“The proposed network is able to predict poses and global locations for multiple pedestrians simultaneously for pedestrians up to 45 meters from the cameras,” the researchers stated in their paper.
The work focuses on two aspects that are key to accelerating research in this field; predicting a full-body 3D mesh and doing so for multiple people simultaneously within an urban-intersection environment, and predicting or forecasting 3D pedestrian pose and location in future frames of a sequence.
A person’s body language can deliver valuable insights about what they might do. Are they looking over their shoulder, or are they looking back to turn around? Are they signaling to someone in the car, or looking at someone on the other side of the road?
The researchers hope that by designing a computer vision system that understands subtle cues in human behavior, they can develop a more robust computer vision system for robotics and autonomous vehicles.

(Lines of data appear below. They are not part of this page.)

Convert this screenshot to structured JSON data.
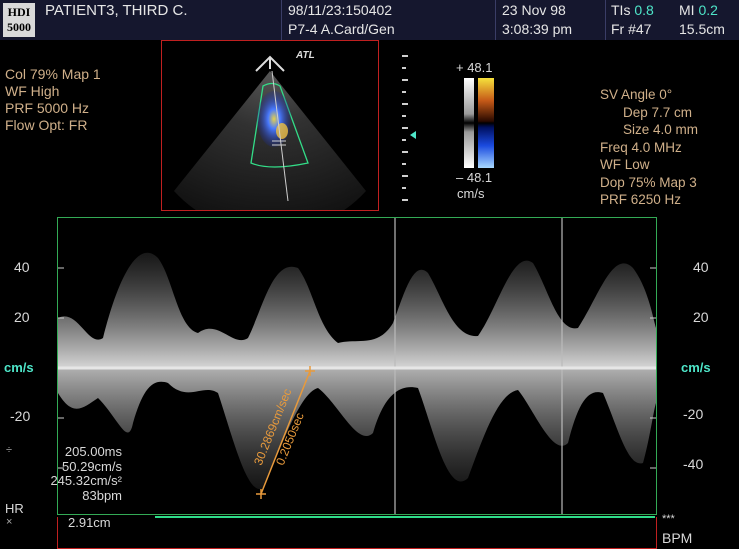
{
  "header": {
    "logo_line1": "HDI",
    "logo_line2": "5000",
    "patient_name": "PATIENT3, THIRD C.",
    "exam_id": "98/11/23:150402",
    "transducer": "P7-4 A.Card/Gen",
    "date": "23 Nov 98",
    "time": "3:08:39 pm",
    "tis_label": "TIs",
    "tis_value": "0.8",
    "mi_label": "MI",
    "mi_value": "0.2",
    "frame": "Fr #47",
    "depth": "15.5cm"
  },
  "color_params": [
    "Col 79%  Map 1",
    "WF High",
    "PRF 5000  Hz",
    "Flow Opt: FR"
  ],
  "doppler_params": [
    "SV Angle 0°",
    "Dep 7.7  cm",
    "Size 4.0  mm",
    "Freq 4.0  MHz",
    "WF Low",
    "Dop 75%  Map 3",
    "PRF 6250  Hz"
  ],
  "color_scale": {
    "max": "+ 48.1",
    "min": "– 48.1",
    "unit": "cm/s"
  },
  "image": {
    "brand": "ATL"
  },
  "spectral": {
    "unit_left": "cm/s",
    "unit_right": "cm/s",
    "left_ticks": [
      "40",
      "20",
      "-20"
    ],
    "right_ticks": [
      "40",
      "20",
      "-20",
      "-40"
    ],
    "caliper_velocity": "30.2869cm/sec",
    "caliper_time": "0.2050sec"
  },
  "measurements": {
    "values": [
      "205.00ms",
      "50.29cm/s",
      "245.32cm/s²",
      "83bpm"
    ],
    "hr_label": "HR",
    "distance": "2.91cm",
    "stars": "***",
    "bpm_label": "BPM"
  },
  "colors": {
    "header_bg": "#15172e",
    "teal": "#4ee6c9",
    "param_text": "#d0b08a",
    "sector_frame": "#c02020",
    "caliper": "#e89a3c",
    "spectral_frame": "#33aa55"
  }
}
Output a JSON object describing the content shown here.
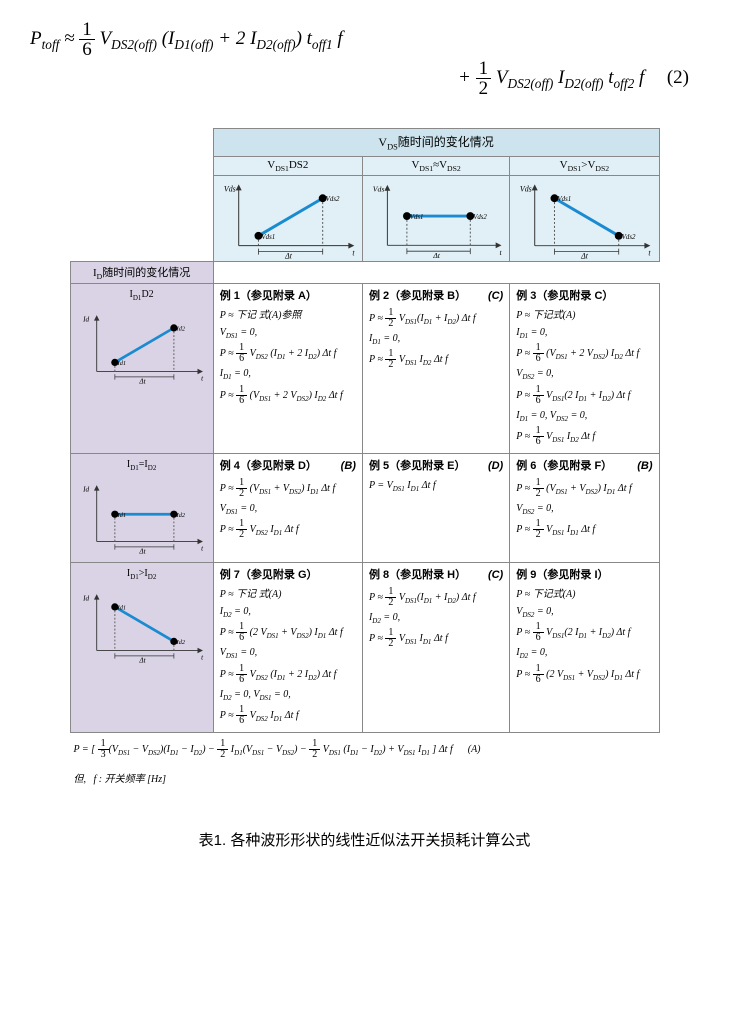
{
  "equation": {
    "line1_html": "P<sub>toff</sub> ≈ <span class='frac'><span class='n'>1</span><span class='d'>6</span></span> V<sub>DS2(off)</sub> (I<sub>D1(off)</sub> + 2 I<sub>D2(off)</sub>) t<sub>off1</sub> f",
    "line2_html": "+ <span class='frac'><span class='n'>1</span><span class='d'>2</span></span> V<sub>DS2(off)</sub> I<sub>D2(off)</sub> t<sub>off2</sub> f",
    "number": "(2)"
  },
  "table": {
    "vds_header": "V<sub>DS</sub>随时间的变化情况",
    "id_header": "I<sub>D</sub>随时间的变化情况",
    "vds_cols": [
      {
        "label": "V<sub>DS1</sub><V<sub>DS2</sub>",
        "slope": "up"
      },
      {
        "label": "V<sub>DS1</sub>≈V<sub>DS2</sub>",
        "slope": "flat"
      },
      {
        "label": "V<sub>DS1</sub>>V<sub>DS2</sub>",
        "slope": "down"
      }
    ],
    "id_rows": [
      {
        "label": "I<sub>D1</sub><I<sub>D2</sub>",
        "slope": "up"
      },
      {
        "label": "I<sub>D1</sub>=I<sub>D2</sub>",
        "slope": "flat"
      },
      {
        "label": "I<sub>D1</sub>>I<sub>D2</sub>",
        "slope": "down"
      }
    ],
    "cells": [
      [
        {
          "title": "例 1（参见附录 A）",
          "lines": [
            "P ≈ 下记 式(A)参照",
            "V<sub>DS1</sub> = 0,",
            "P ≈ <span class='frac'><span class='n'>1</span><span class='d'>6</span></span> V<sub>DS2</sub> (I<sub>D1</sub> + 2 I<sub>D2</sub>) Δt f",
            "I<sub>D1</sub> = 0,",
            "P ≈ <span class='frac'><span class='n'>1</span><span class='d'>6</span></span> (V<sub>DS1</sub> + 2 V<sub>DS2</sub>) I<sub>D2</sub> Δt f"
          ]
        },
        {
          "title": "例 2（参见附录 B）",
          "ref": "(C)",
          "lines": [
            "P ≈ <span class='frac'><span class='n'>1</span><span class='d'>2</span></span> V<sub>DS1</sub>(I<sub>D1</sub> + I<sub>D2</sub>) Δt f",
            "I<sub>D1</sub> = 0,",
            "P ≈ <span class='frac'><span class='n'>1</span><span class='d'>2</span></span> V<sub>DS1</sub> I<sub>D2</sub> Δt f"
          ]
        },
        {
          "title": "例 3（参见附录 C）",
          "lines": [
            "P ≈ 下记式(A)",
            "I<sub>D1</sub> = 0,",
            "P ≈ <span class='frac'><span class='n'>1</span><span class='d'>6</span></span> (V<sub>DS1</sub> + 2 V<sub>DS2</sub>) I<sub>D2</sub> Δt f",
            "V<sub>DS2</sub> = 0,",
            "P ≈ <span class='frac'><span class='n'>1</span><span class='d'>6</span></span> V<sub>DS1</sub>(2 I<sub>D1</sub> + I<sub>D2</sub>) Δt f",
            "I<sub>D1</sub> = 0, V<sub>DS2</sub> = 0,",
            "P ≈ <span class='frac'><span class='n'>1</span><span class='d'>6</span></span> V<sub>DS1</sub> I<sub>D2</sub> Δt f"
          ]
        }
      ],
      [
        {
          "title": "例 4（参见附录 D）",
          "ref": "(B)",
          "lines": [
            "P ≈ <span class='frac'><span class='n'>1</span><span class='d'>2</span></span> (V<sub>DS1</sub> + V<sub>DS2</sub>) I<sub>D1</sub> Δt f",
            "V<sub>DS1</sub> = 0,",
            "P ≈ <span class='frac'><span class='n'>1</span><span class='d'>2</span></span> V<sub>DS2</sub> I<sub>D1</sub> Δt f"
          ]
        },
        {
          "title": "例 5（参见附录 E）",
          "ref": "(D)",
          "lines": [
            "P = V<sub>DS1</sub> I<sub>D1</sub> Δt f"
          ]
        },
        {
          "title": "例 6（参见附录 F）",
          "ref": "(B)",
          "lines": [
            "P ≈ <span class='frac'><span class='n'>1</span><span class='d'>2</span></span> (V<sub>DS1</sub> + V<sub>DS2</sub>) I<sub>D1</sub> Δt f",
            "V<sub>DS2</sub> = 0,",
            "P ≈ <span class='frac'><span class='n'>1</span><span class='d'>2</span></span> V<sub>DS1</sub> I<sub>D1</sub> Δt f"
          ]
        }
      ],
      [
        {
          "title": "例 7（参见附录 G）",
          "lines": [
            "P ≈ 下记 式(A)",
            "I<sub>D2</sub> = 0,",
            "P ≈ <span class='frac'><span class='n'>1</span><span class='d'>6</span></span> (2 V<sub>DS1</sub> + V<sub>DS2</sub>) I<sub>D1</sub> Δt f",
            "V<sub>DS1</sub> = 0,",
            "P ≈ <span class='frac'><span class='n'>1</span><span class='d'>6</span></span> V<sub>DS2</sub> (I<sub>D1</sub> + 2 I<sub>D2</sub>) Δt f",
            "I<sub>D2</sub> = 0, V<sub>DS1</sub> = 0,",
            "P ≈ <span class='frac'><span class='n'>1</span><span class='d'>6</span></span> V<sub>DS2</sub> I<sub>D1</sub> Δt f"
          ]
        },
        {
          "title": "例 8（参见附录 H）",
          "ref": "(C)",
          "lines": [
            "P ≈ <span class='frac'><span class='n'>1</span><span class='d'>2</span></span> V<sub>DS1</sub>(I<sub>D1</sub> + I<sub>D2</sub>) Δt f",
            "I<sub>D2</sub> = 0,",
            "P ≈ <span class='frac'><span class='n'>1</span><span class='d'>2</span></span> V<sub>DS1</sub> I<sub>D1</sub> Δt f"
          ]
        },
        {
          "title": "例 9（参见附录 I）",
          "lines": [
            "P ≈ 下记式(A)",
            "V<sub>DS2</sub> = 0,",
            "P ≈ <span class='frac'><span class='n'>1</span><span class='d'>6</span></span> V<sub>DS1</sub>(2 I<sub>D1</sub> + I<sub>D2</sub>) Δt f",
            "I<sub>D2</sub> = 0,",
            "P ≈ <span class='frac'><span class='n'>1</span><span class='d'>6</span></span> (2 V<sub>DS1</sub> + V<sub>DS2</sub>) I<sub>D1</sub> Δt f"
          ]
        }
      ]
    ],
    "footer_formula": "P = [ <span class='frac'><span class='n'>1</span><span class='d'>3</span></span>(V<sub>DS1</sub> − V<sub>DS2</sub>)(I<sub>D1</sub> − I<sub>D2</sub>) − <span class='frac'><span class='n'>1</span><span class='d'>2</span></span> I<sub>D1</sub>(V<sub>DS1</sub> − V<sub>DS2</sub>) − <span class='frac'><span class='n'>1</span><span class='d'>2</span></span> V<sub>DS1</sub> (I<sub>D1</sub> − I<sub>D2</sub>) + V<sub>DS1</sub> I<sub>D1</sub> ] Δt f &nbsp;&nbsp;&nbsp;&nbsp; (A)",
    "footer_note": "但, &nbsp; f : 开关频率 [Hz]"
  },
  "caption": "表1. 各种波形形状的线性近似法开关损耗计算公式",
  "graph": {
    "stroke": "#1b8bd1",
    "dot": "#000000",
    "dash": "#555555",
    "axis": "#333333",
    "labels": {
      "y_vds": "V<sub>DS</sub>",
      "y_id": "I<sub>D</sub>",
      "x": "t",
      "dt": "Δt"
    }
  }
}
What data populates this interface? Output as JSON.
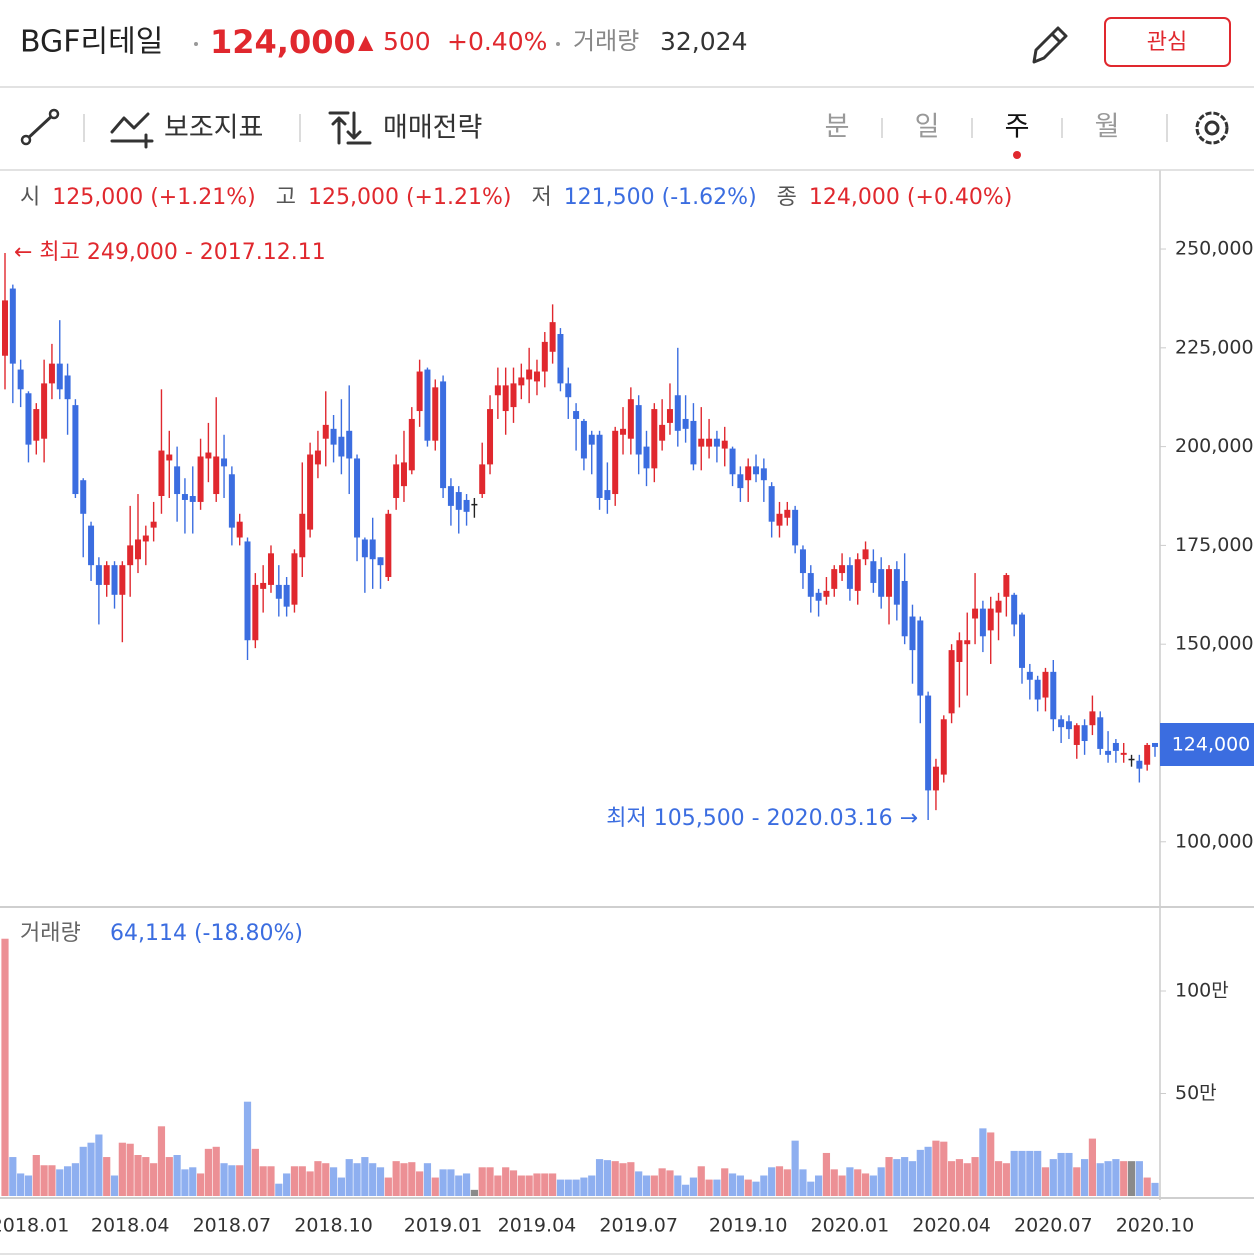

For training, the team used two NVIDIA TITAN X GPUs, with the cuDNN-accelerated Keras deep learning framework, to train a bio-LSTM neural network on the PedX dataset which includes real intersections in Ann Arbor, Michigan, and a separate evaluation dataset captured in a controlled outdoor environment a with motion capture system.
For inference, the team also uses the GPUs. “Our proposed network was implemented in Python 3.6. With the current unoptimized code, the prediction takes approximately 1ms for each person in each frame.
The researchers say they will expand their work to include real-time motion capture in autonomous vehicle applications.